Palmier has discovered this by investigating the bees’ microbiome (the unique microorganisms – i.e. bacteria and fungi – that live in the bee).

“When humans have an unbalanced microbiome it’s difficult for us to fight off pathogens, so I’m working from the assumption that the same is true for bees.”

To find out, Palmier is extracting DNA from their guts, testing them for pathogens, and studying portions of the gut so she can make comparisons and inferences, using DNA sequencing techniques, about bees’ bacterial and fungal communities.

“Only once we figure out what is harming the bees can we work to ensure their survival. This research is a step in that direction.”

THE ROOT OF THE PROBLEM

As the world’s largest lentil and pea producer and exporter, Saskatchewan takes any threat to these two pulses very seriously.

That’s why Aphanomyces, a water mould that causes root rot in lentils and peas, spreading throughout the province is causing serious concern.

Aphanomyces, which kills both peas and lentils at their roots, is difficult to get rid of because it can live in soil for up to 10 years,” says biology master’s student Nikki Burnett, whose research centres on trying to find ways to make peas and lentils resistant to the mould.

A pea plant with light coloured roots.
A healthy pea plant. (Photo by Nikki Burnett)

“The soil’s microbiome-which is all the bacteria and the fungus that grow around the roots–may prove to be beneficial and stop the infection,” says Burnett, whose supervisor is professor Christopher Yost from the University’s Department of Biology.
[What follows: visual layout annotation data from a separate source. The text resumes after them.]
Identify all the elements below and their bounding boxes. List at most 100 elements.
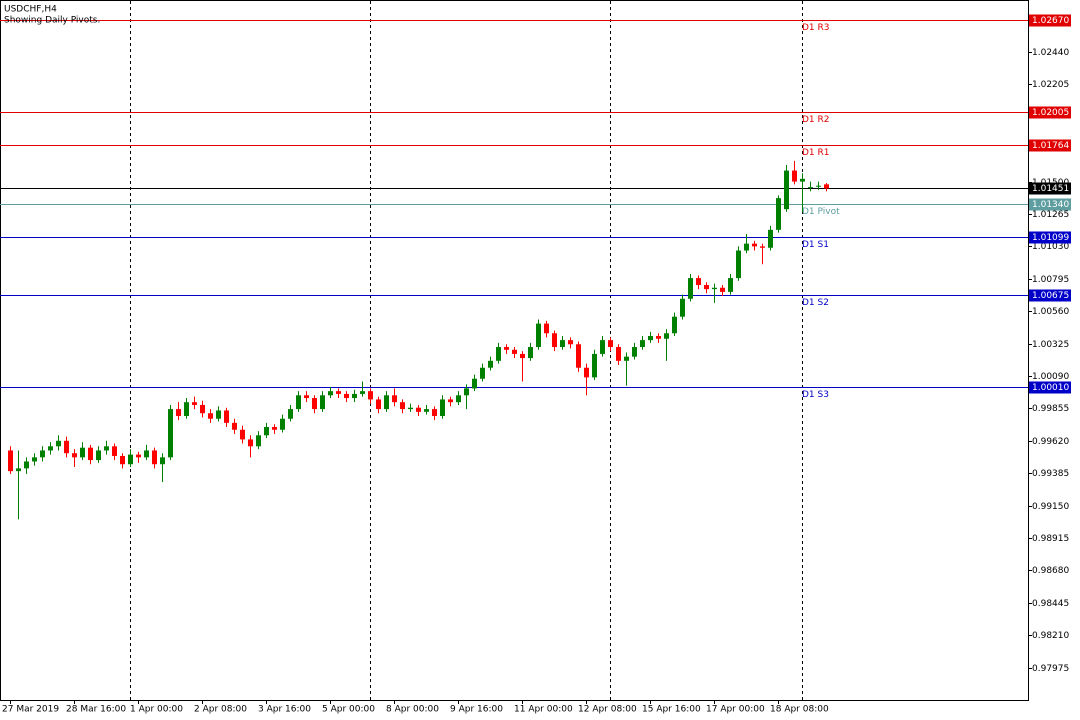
candle-body (640, 340, 645, 348)
candle-body (488, 360, 493, 368)
pivot-label: D1 R2 (802, 115, 830, 125)
candle-body (328, 391, 333, 396)
y-tick-label: 0.99385 (1032, 469, 1069, 479)
price-box-label: 1.01451 (1032, 184, 1069, 194)
x-tick-label: 12 Apr 08:00 (578, 705, 637, 715)
candle-body (112, 446, 117, 456)
price-box-label: 1.02005 (1032, 108, 1069, 118)
x-tick-label: 3 Apr 16:00 (258, 705, 311, 715)
y-tick-label: 1.00090 (1032, 372, 1069, 382)
price-box-label: 1.01099 (1032, 233, 1069, 243)
candle-body (464, 388, 469, 396)
price-box (1029, 198, 1071, 211)
candle-body (616, 347, 621, 361)
candle-body (576, 344, 581, 368)
candle-body (584, 367, 589, 378)
candle-body (512, 349, 517, 354)
candle-body (720, 287, 725, 292)
candle-body (32, 457, 37, 462)
candle-body (808, 187, 813, 189)
candle-body (320, 395, 325, 410)
candle-body (624, 356, 629, 361)
candle-body (480, 367, 485, 379)
candle-body (784, 170, 789, 210)
x-tick-label: 18 Apr 08:00 (770, 705, 829, 715)
candle-body (800, 178, 805, 182)
y-tick-label: 0.98445 (1032, 599, 1069, 609)
price-box (1029, 381, 1071, 394)
candle-body (672, 316, 677, 334)
candle-body (792, 170, 797, 182)
candle-body (48, 446, 53, 451)
candle-body (648, 336, 653, 341)
price-box (1029, 106, 1071, 119)
candle-body (472, 378, 477, 389)
candle-body (408, 407, 413, 410)
candle-body (104, 446, 109, 451)
y-tick-label: 0.98680 (1032, 566, 1069, 576)
candle-body (176, 409, 181, 416)
candle-body (520, 353, 525, 359)
candle-body (344, 393, 349, 399)
x-tick-label: 11 Apr 00:00 (514, 705, 573, 715)
candle-body (40, 450, 45, 458)
candle-body (376, 399, 381, 410)
candle-body (296, 395, 301, 410)
candle-body (240, 429, 245, 440)
candle-body (552, 333, 557, 348)
candle-body (168, 409, 173, 458)
price-box (1029, 289, 1071, 302)
price-box (1029, 14, 1071, 27)
candle-body (544, 323, 549, 334)
candle-body (352, 393, 357, 399)
y-tick-label: 1.01030 (1032, 242, 1069, 252)
y-tick-label: 1.00325 (1032, 340, 1069, 350)
candle-body (736, 250, 741, 279)
candle-body (664, 333, 669, 339)
candle-body (128, 454, 133, 465)
chart-subtitle: Showing Daily Pivots. (4, 16, 100, 26)
candle-body (144, 450, 149, 458)
price-box (1029, 231, 1071, 244)
y-tick-label: 0.99620 (1032, 437, 1069, 447)
pivot-label: D1 S2 (802, 298, 829, 308)
y-tick-label: 0.97975 (1032, 664, 1069, 674)
candle-body (136, 454, 141, 458)
candle-body (264, 427, 269, 436)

A pea plant infected with Aphanomyces. The bleached leaves are darker and honey brown roots are symptoms of infection.
A pea plant infected with Aphanomyces. The bleached leaves are darker and honey brown roots are symptoms of infection (Photo by Nikki Burnett)

Burnett says because there aren’t currently any chemical controls that work to kill the mould, figuring out the naturally occurring contents in the soil that might be protecting the pea and lentil plants will go far in helping farmers and the environment.

These research projects are funded by Saskatchewan’s Agricultural Development Fund.